3. On whether fun AI games exist: I'd argue they do, just not at the scale people expect. Take Infinite Craft, mentioned in other comments here. Millions of people have played it. It does something no previous game could: a generative Doodle God where players can explore endlessly. Isn't that a breakthrough?

The issue isn't that AI can't be fun — it's that we're measuring "breakthrough" against the wrong benchmark. As someone working in this space, I see hidden gems emerging all the time. But due to their scale, their subject matter, or simply a lack of visibility, they end up being judged against a subjective standard of what "breakthrough" means.

I'd say genAI-driven games are becoming something like a subgenre within indie games. Rather than asking for more time, I'd rather stay open-minded and hope more people are willing to experiment. What concerns me is that the current climate of AI resistance is making many creators afraid to share their work. At Gamescom, multiple indie developers told me privately that they were experimenting with LLM-based games but didn't dare publish or even talk about them publicly.

I'm not sure whether this will get better or worse over time. But I keep finding surprises in this space, and I intend to keep looking.

Would love to discuss further.

Yo252yo's avatar

I really hope my comment doesn't derail the discussion because you opened a lot of interesting threads, but I'd really love to open one more.

I'm a big fan of your work, and if I'm not mistaken you have some knowledge of the Chinese tech scene. Do you think that on these questions there is a divide between the Chinese speaking world and English speaking world?

From my limited observation the AI backlash is a very western thing (for instance I see games like Doki Doki AI Interrogation or Deduce Together from Japan getting moderate success).

I'd love to know more about interesting games, institutions, creators, artists, etc... operating in China because it's a bit opaque for non-Chinese speakers apart from big AAA releases.

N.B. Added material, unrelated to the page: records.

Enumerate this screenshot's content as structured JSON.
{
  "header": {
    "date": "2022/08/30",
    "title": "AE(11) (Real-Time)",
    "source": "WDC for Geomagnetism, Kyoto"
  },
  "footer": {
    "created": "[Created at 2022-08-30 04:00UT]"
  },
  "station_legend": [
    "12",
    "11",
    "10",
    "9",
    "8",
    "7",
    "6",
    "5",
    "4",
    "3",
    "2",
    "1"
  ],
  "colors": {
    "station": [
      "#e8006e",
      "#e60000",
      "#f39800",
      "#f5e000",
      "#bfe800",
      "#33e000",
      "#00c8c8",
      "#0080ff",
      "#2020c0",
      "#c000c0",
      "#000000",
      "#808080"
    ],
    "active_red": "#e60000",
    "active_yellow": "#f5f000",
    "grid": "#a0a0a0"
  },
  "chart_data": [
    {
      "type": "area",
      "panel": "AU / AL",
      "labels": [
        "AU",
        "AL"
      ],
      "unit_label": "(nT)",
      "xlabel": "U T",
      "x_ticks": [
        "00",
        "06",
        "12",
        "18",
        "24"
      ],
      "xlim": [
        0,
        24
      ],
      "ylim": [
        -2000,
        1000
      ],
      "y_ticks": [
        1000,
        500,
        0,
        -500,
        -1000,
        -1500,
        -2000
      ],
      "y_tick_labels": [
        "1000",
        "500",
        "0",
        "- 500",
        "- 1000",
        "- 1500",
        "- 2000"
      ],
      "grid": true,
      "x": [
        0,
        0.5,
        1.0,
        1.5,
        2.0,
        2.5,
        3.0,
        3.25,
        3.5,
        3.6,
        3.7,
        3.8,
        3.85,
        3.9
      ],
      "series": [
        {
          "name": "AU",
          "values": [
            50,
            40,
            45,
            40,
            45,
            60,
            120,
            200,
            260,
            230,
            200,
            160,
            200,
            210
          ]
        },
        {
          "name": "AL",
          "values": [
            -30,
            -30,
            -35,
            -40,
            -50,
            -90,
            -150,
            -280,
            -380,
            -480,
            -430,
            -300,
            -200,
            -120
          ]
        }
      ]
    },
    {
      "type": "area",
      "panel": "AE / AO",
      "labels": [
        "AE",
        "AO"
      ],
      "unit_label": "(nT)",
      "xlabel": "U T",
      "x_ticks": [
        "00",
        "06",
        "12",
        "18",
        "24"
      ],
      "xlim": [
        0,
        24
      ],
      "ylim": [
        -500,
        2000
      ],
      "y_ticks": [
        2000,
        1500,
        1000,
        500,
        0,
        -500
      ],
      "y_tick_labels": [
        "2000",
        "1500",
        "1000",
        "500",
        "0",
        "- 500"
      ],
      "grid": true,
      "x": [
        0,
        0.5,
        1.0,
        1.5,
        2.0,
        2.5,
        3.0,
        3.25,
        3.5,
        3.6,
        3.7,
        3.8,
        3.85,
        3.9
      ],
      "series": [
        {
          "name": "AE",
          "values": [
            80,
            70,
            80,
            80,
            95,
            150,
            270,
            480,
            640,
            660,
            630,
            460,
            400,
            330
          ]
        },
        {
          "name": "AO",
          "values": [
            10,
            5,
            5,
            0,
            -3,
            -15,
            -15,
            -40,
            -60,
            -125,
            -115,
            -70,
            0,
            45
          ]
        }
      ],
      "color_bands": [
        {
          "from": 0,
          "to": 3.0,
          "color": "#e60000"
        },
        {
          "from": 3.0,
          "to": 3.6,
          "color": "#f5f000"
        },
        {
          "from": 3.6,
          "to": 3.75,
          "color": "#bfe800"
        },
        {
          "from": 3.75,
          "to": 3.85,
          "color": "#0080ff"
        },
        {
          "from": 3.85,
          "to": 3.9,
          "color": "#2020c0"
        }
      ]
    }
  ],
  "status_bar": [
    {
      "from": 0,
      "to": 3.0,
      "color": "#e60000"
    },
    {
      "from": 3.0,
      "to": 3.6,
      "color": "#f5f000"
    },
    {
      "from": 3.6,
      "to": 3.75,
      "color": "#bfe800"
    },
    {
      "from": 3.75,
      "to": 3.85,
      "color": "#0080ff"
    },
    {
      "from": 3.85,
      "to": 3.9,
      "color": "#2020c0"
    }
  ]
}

Do feel free to delete this if it derails the conversation but I think the contrast between different cultures might be enlightening to the wider discussion.

Yo252yo's avatar

great article! But to be fair it's not very mysterious, in the middle of a massive witch hunt against AI in the west, all the talented creatives that could have used AI for interesting things just don't. The subscription based pricing is the nail in the coffin.

It's a shame because it's a really powerful and potent technology, I hope that someday the West politics will evolve, or that we get cool games out of China.

Kevin McLeod's avatar

AI lacks context coherency. What game lacks context?